Rappelons que le projet d'accord de paix comprend 17 articles, dont 15 avaient déjà fait l'objet d'un accord. Les deux points non résolus portaient sur la renonciation aux revendications internationales mutuelles et sur l'abstention de déployer des représentants d'autres pays le long de la frontière entre l'Arménie et l'Azerbaïdjan.
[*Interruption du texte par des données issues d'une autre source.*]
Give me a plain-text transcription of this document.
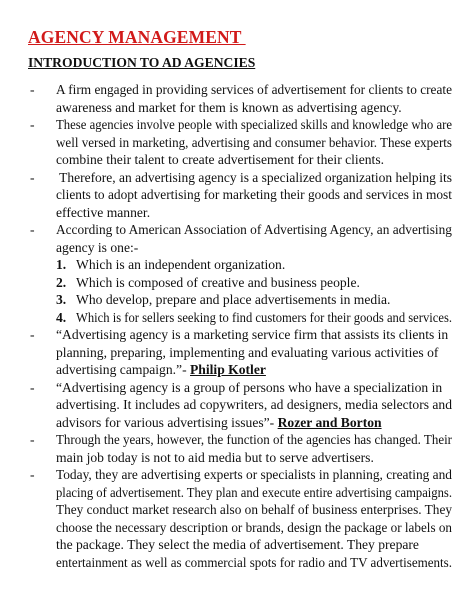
AGENCY MANAGEMENT
INTRODUCTION TO AD AGENCIES
- A firm engaged in providing services of advertisement for clients to create
awareness and market for them is known as advertising agency.
- These agencies involve people with specialized skills and knowledge who are
well versed in marketing, advertising and consumer behavior. These experts
combine their talent to create advertisement for their clients.
- Therefore, an advertising agency is a specialized organization helping its
clients to adopt advertising for marketing their goods and services in most
effective manner.
- According to American Association of Advertising Agency, an advertising
agency is one:-
1. Which is an independent organization.
2. Which is composed of creative and business people.
3. Who develop, prepare and place advertisements in media.
4. Which is for sellers seeking to find customers for their goods and services.
- “Advertising agency is a marketing service firm that assists its clients in
planning, preparing, implementing and evaluating various activities of
advertising campaign.”- Philip Kotler
- “Advertising agency is a group of persons who have a specialization in
advertising. It includes ad copywriters, ad designers, media selectors and
advisors for various advertising issues”- Rozer and Borton
- Through the years, however, the function of the agencies has changed. Their
main job today is not to aid media but to serve advertisers.
- Today, they are advertising experts or specialists in planning, creating and
placing of advertisement. They plan and execute entire advertising campaigns.
They conduct market research also on behalf of business enterprises. They
choose the necessary description or brands, design the package or labels on
the package. They select the media of advertisement. They prepare
entertainment as well as commercial spots for radio and TV advertisements.
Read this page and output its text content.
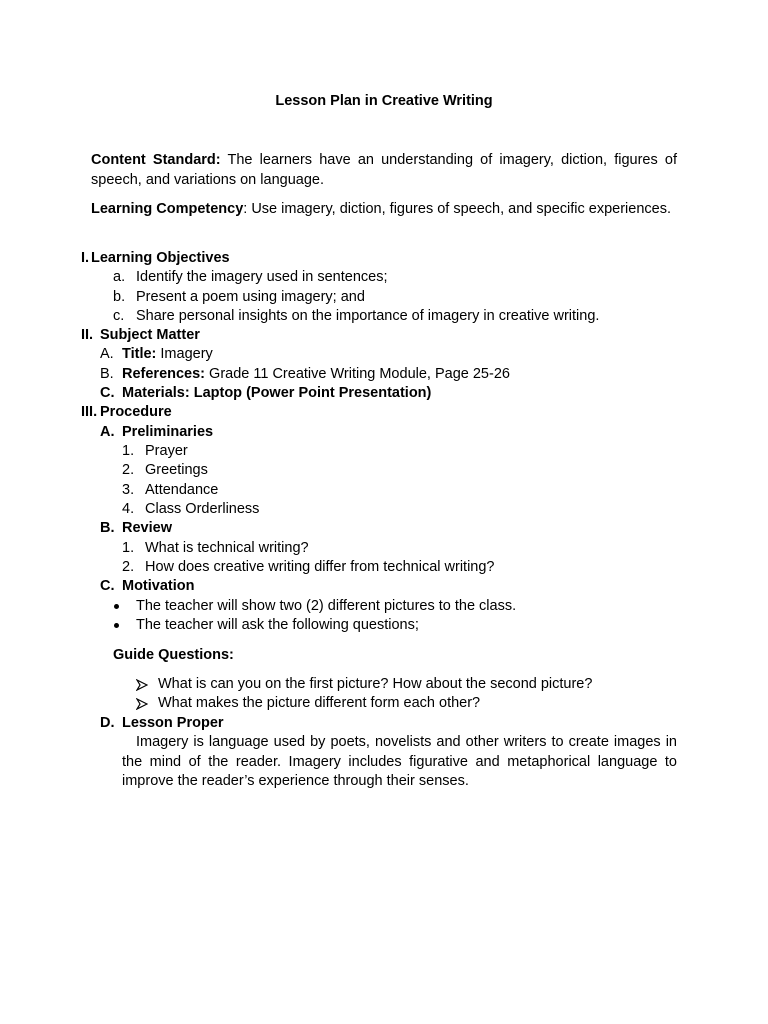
Lesson Plan in Creative Writing
Content Standard: The learners have an understanding of imagery, diction, figures of speech, and variations on language.
Learning Competency: Use imagery, diction, figures of speech, and specific experiences.
I. Learning Objectives
a. Identify the imagery used in sentences;
b. Present a poem using imagery; and
c. Share personal insights on the importance of imagery in creative writing.
II. Subject Matter
A. Title: Imagery
B. References: Grade 11 Creative Writing Module, Page 25-26
C. Materials: Laptop (Power Point Presentation)
III. Procedure
A. Preliminaries
1. Prayer
2. Greetings
3. Attendance
4. Class Orderliness
B. Review
1. What is technical writing?
2. How does creative writing differ from technical writing?
C. Motivation
The teacher will show two (2) different pictures to the class.
The teacher will ask the following questions;
Guide Questions:
What is can you on the first picture? How about the second picture?
What makes the picture different form each other?
D. Lesson Proper
Imagery is language used by poets, novelists and other writers to create images in the mind of the reader. Imagery includes figurative and metaphorical language to improve the reader’s experience through their senses.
C’est chose faite, l’Arménie a accepté.

 

Comme on pouvait s’y attendre, Bakou a posé de nouvelles conditions préalables : 1- L’Arménie doit demander la dissolution du Groupe de Minsk de l’OSCE ; 2- et surtout, elle doit changer sa Constitution en supprimant toute allusion au ‘Karabakh’. Suite à quoi, il a déclaré qu'il était trop tôt pour discuter des dates de réunion en vue d’une signature.

 

En terme familier, cela s’appelle du « foutage de gueule ».

 

Ilham Aliev, à l’instar de Vladimir Poutine, aime à faire durer le plaisir de sa signature au bas d’un accord, qui comme la ligne d’horizon, plus on s’en approche, plus elle s'éloigne. Le dictateur n’a pas terminé son travail en Arménie.

 

Tous ceux qui ont salué les déclarations conjointes de l’Arménie et de l’Azerbaïdjan d’une paix future, n’ont pas fait de nouvelles déclarations suite aux deux rajouts de Bakou. Une fois cette étape franchie — au mieux en 2026 pour la nouvelle Constitution, le potentat présentera la suite des « réjouissances » à savoir : En premier lieu la libération du ‘couloir du Zanguézour’ de toute surveillance arménienne, suivi un peu plus tard du retour dans le  ‘Zanguézour occidentale’ — entendez par là les ¾ de l’Arménie, de dizaines de milliers d’Azéris ayant fui les combats lors de la première guerre du Karabakh.

 

On notera une différence fondamentale dans l’approche des problèmes avec ses voisins turco-azéris. Ilham Aliev fait toujours référence à l’histoire, même révisée, pour appuyer ses revendications, alors que Nigol Pachinian se focalise exclusivement sur l’Arménie « réelle » postsoviétique, faisant fi de tout le passé historique. De même avec la Turquie, il évite de parler de génocide pour évoquer les événements tragiques de 1915, se contentant de parler de « medz yéghérne ». Pleutre comme il est, dans ses échanges avec Ankara, il devrait dire « Mont Ağrı Dağı » en lieu et place de « Mont Ararat », peut-être qu’Erdoğan lui lancera un os.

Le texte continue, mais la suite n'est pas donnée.